采用顶空固相微萃取(HS-SPME)收集来自感染了樟疫霉的羽扇豆幼苗的挥发性有机化合物(VOCs)。采样在接种后28至44小时、52至68小时以及76至92小时进行。通过气相色谱 - 火焰离子化检测器(GC-FID)对HS-SPME样品进行分析,以评估感染樟疫霉的羽扇豆幼苗与对照之间挥发性化合物的差异。在感染的羽扇豆幼苗接种后52至68小时鉴定出三个特定峰,此时地上部分没有明显的感染症状。随后,采用气相色谱 - 质谱联用仪(GC/MS)分析了感染樟疫霉的五种不同基质(V8A、PDA、羽扇豆幼苗、土壤以及土壤 + 羽扇豆幼苗)及其相应对照的VOCs。共鉴定出87种VOCs。其中,在所有五种接种基质中都特有的含量最丰富的五种物质包括:4-乙基-2-甲氧基苯酚、4-乙基苯酚、丁内酯、苯乙醇和3-羟基-2-丁酮。

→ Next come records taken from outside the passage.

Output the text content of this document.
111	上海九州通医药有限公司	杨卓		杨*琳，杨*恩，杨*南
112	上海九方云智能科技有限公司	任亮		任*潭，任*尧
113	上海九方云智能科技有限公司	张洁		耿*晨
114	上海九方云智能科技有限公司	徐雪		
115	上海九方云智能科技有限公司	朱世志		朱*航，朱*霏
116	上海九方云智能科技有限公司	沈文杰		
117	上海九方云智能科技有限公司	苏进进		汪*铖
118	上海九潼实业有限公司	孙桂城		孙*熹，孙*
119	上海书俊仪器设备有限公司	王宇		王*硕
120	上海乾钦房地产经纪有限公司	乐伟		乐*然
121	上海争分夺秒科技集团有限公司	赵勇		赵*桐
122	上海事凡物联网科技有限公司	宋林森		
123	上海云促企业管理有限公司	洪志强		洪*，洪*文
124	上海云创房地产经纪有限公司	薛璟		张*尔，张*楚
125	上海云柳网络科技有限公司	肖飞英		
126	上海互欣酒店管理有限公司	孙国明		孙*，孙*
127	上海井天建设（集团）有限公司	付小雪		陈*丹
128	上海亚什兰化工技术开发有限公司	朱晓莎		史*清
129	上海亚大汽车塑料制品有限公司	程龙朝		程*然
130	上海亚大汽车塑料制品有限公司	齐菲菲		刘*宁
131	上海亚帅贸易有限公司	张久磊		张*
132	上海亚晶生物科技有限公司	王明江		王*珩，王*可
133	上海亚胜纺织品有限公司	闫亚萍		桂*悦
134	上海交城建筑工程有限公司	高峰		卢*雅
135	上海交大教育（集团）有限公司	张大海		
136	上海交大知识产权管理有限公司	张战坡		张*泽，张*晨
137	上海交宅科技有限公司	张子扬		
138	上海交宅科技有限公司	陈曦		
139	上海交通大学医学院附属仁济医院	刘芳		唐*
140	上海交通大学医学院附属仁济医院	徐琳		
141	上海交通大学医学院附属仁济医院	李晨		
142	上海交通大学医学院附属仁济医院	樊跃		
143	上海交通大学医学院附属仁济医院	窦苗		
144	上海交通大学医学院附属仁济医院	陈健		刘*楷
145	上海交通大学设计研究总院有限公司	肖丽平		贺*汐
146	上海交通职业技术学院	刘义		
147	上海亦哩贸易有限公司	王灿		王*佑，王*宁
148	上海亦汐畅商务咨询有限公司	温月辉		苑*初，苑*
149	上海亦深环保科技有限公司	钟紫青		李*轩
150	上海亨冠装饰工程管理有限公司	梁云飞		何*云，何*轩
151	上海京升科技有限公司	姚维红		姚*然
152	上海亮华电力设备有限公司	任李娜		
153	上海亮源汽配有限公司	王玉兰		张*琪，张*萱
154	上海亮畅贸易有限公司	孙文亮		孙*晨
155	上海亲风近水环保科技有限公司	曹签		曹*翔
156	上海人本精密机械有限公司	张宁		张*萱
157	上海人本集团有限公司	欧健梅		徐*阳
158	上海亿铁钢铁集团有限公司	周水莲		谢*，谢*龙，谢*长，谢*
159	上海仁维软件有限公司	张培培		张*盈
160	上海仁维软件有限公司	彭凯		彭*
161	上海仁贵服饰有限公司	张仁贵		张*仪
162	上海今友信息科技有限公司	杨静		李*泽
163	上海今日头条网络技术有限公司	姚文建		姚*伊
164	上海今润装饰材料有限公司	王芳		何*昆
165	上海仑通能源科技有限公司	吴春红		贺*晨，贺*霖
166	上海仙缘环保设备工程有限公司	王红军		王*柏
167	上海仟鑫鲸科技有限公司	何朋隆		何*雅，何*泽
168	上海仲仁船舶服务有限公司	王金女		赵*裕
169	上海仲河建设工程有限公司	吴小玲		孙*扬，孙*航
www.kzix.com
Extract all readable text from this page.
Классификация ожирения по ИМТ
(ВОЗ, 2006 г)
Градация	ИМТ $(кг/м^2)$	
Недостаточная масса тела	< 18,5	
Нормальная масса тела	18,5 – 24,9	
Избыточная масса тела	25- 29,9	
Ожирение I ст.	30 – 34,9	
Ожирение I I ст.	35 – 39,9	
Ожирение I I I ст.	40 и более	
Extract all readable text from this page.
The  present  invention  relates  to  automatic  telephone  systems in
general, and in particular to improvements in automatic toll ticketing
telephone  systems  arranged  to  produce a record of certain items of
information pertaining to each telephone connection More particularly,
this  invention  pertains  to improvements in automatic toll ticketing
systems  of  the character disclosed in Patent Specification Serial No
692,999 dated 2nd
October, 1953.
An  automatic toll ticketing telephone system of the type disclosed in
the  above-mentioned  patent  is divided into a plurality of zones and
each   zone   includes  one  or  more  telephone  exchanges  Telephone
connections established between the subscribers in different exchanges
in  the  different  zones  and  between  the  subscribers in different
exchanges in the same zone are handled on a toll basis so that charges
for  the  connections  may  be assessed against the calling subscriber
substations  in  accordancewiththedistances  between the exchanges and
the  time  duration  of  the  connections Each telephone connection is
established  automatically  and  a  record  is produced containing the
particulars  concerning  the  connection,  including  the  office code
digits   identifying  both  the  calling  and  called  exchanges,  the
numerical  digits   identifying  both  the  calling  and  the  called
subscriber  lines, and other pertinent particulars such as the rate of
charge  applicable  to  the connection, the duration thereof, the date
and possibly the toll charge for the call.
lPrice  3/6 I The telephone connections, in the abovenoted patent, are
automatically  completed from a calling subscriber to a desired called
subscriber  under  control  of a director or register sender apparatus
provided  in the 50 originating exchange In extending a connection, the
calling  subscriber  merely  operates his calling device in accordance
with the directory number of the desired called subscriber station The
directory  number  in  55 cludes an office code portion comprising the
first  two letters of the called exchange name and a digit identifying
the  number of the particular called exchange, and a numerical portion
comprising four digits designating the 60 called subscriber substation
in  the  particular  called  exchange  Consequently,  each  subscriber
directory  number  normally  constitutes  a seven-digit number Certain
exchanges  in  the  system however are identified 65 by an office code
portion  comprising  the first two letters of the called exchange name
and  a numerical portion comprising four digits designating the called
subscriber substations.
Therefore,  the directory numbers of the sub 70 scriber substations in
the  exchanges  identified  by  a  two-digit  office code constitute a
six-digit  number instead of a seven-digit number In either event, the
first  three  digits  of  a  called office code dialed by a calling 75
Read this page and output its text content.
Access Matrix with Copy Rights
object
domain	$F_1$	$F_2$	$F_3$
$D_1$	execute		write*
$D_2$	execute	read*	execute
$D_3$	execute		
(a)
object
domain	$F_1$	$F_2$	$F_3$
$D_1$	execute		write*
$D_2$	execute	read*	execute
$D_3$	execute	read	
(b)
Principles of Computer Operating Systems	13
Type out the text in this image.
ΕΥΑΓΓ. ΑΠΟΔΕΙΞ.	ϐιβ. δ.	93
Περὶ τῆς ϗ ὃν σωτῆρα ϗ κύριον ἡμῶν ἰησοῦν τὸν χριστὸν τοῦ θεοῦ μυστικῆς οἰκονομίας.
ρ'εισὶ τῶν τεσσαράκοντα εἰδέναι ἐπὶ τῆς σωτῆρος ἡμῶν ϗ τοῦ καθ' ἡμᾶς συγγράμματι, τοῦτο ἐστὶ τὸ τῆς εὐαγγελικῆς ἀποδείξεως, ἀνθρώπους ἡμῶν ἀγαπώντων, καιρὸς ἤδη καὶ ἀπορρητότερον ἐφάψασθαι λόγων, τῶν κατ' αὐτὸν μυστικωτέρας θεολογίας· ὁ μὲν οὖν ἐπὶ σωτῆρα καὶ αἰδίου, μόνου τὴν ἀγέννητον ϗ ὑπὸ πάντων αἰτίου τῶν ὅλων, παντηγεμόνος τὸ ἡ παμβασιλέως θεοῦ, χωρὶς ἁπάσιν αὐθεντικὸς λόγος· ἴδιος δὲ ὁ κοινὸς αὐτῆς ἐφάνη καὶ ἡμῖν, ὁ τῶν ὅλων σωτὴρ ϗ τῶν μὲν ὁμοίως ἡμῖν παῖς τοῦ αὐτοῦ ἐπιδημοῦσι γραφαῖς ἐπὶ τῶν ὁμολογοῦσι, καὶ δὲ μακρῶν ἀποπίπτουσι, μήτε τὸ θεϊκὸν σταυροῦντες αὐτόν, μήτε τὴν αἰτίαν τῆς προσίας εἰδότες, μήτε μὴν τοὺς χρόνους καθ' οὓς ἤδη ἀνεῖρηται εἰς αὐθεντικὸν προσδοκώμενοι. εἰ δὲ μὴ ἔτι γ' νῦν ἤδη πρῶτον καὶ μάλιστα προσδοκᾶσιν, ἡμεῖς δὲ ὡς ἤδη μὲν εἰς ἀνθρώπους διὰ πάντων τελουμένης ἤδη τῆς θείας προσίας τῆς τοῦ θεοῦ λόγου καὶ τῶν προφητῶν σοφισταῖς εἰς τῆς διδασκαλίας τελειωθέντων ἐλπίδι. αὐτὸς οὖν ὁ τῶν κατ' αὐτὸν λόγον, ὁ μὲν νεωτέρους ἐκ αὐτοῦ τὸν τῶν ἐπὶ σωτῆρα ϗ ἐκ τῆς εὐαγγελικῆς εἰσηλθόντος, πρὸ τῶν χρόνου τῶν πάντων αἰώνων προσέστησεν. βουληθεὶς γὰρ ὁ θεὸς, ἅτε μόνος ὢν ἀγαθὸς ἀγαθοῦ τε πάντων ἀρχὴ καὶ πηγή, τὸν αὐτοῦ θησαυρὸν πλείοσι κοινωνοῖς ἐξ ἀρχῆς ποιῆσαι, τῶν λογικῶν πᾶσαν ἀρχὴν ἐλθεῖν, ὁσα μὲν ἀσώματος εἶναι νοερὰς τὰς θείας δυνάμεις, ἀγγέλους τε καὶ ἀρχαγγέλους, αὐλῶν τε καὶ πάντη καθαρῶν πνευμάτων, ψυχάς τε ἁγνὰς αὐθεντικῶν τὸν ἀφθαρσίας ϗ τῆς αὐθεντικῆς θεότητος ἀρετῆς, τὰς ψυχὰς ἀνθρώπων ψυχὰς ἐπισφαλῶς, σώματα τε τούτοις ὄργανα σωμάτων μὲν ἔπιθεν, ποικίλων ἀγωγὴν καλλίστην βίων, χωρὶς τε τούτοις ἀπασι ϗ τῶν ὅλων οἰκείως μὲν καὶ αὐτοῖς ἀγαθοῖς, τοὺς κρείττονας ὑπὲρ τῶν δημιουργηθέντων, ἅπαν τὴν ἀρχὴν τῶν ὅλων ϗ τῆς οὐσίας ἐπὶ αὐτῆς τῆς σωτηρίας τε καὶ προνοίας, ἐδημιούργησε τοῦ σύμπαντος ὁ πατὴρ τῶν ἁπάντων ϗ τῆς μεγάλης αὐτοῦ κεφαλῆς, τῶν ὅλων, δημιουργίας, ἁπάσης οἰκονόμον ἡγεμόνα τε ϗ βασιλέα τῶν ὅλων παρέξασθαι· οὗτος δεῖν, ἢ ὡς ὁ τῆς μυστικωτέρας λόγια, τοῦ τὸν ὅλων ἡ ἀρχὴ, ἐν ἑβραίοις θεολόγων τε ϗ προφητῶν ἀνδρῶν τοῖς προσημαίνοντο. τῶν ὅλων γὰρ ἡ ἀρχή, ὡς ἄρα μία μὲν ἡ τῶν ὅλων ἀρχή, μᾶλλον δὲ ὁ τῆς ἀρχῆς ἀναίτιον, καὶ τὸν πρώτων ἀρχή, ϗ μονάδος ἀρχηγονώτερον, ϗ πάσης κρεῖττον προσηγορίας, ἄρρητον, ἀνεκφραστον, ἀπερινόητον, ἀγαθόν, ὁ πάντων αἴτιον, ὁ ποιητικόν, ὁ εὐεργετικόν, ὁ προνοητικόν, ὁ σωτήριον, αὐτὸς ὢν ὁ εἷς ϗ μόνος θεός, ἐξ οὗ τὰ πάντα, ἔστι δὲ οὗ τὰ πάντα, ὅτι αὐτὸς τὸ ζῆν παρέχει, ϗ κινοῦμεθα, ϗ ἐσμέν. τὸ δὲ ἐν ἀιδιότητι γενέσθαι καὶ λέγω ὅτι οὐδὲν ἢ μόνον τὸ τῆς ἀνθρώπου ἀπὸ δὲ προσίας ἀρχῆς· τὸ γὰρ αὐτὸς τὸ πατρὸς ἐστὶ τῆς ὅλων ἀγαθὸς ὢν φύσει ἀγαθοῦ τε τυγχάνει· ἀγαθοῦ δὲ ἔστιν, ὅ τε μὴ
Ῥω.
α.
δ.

因此,这些代谢产物可作为在不同生长环境中鉴定樟疫霉的标志物。一些VOCs对特定基质具有特异性;例如,2,4,6-三甲基庚烷、dl-6-甲基-5-庚烯-2-醇、二甲基三硫醚、6,10-二甲基-5,9-十一碳二烯-2-醇和2-甲氧基-4-乙烯基苯酚对樟疫霉 + V8A具有特异性;庚烷和5-甲基-3-庚酮对樟疫霉 + PDA具有特异性;3-甲基-1-丁醇、乙酸乙酯、2-甲基丙酸乙酯和2-甲基丁酸乙酯对接种了樟疫霉的羽扇豆幼苗具有特异性;而苯甲醇和4-乙基-1,2-二甲氧基苯仅在接种的土壤 + 羽扇豆幼苗的顶空中检测到。本研究结果具有多方面的影响,因为病原体产生的挥发性有机化合物谱可作为一种预警系统,用于从受污染的田间土壤样品中检测病原体。本研究的数据还揭示了卵菌在感染过程中利用的潜在代谢途径,这可能成为开发特定控制策略的潜在靶点。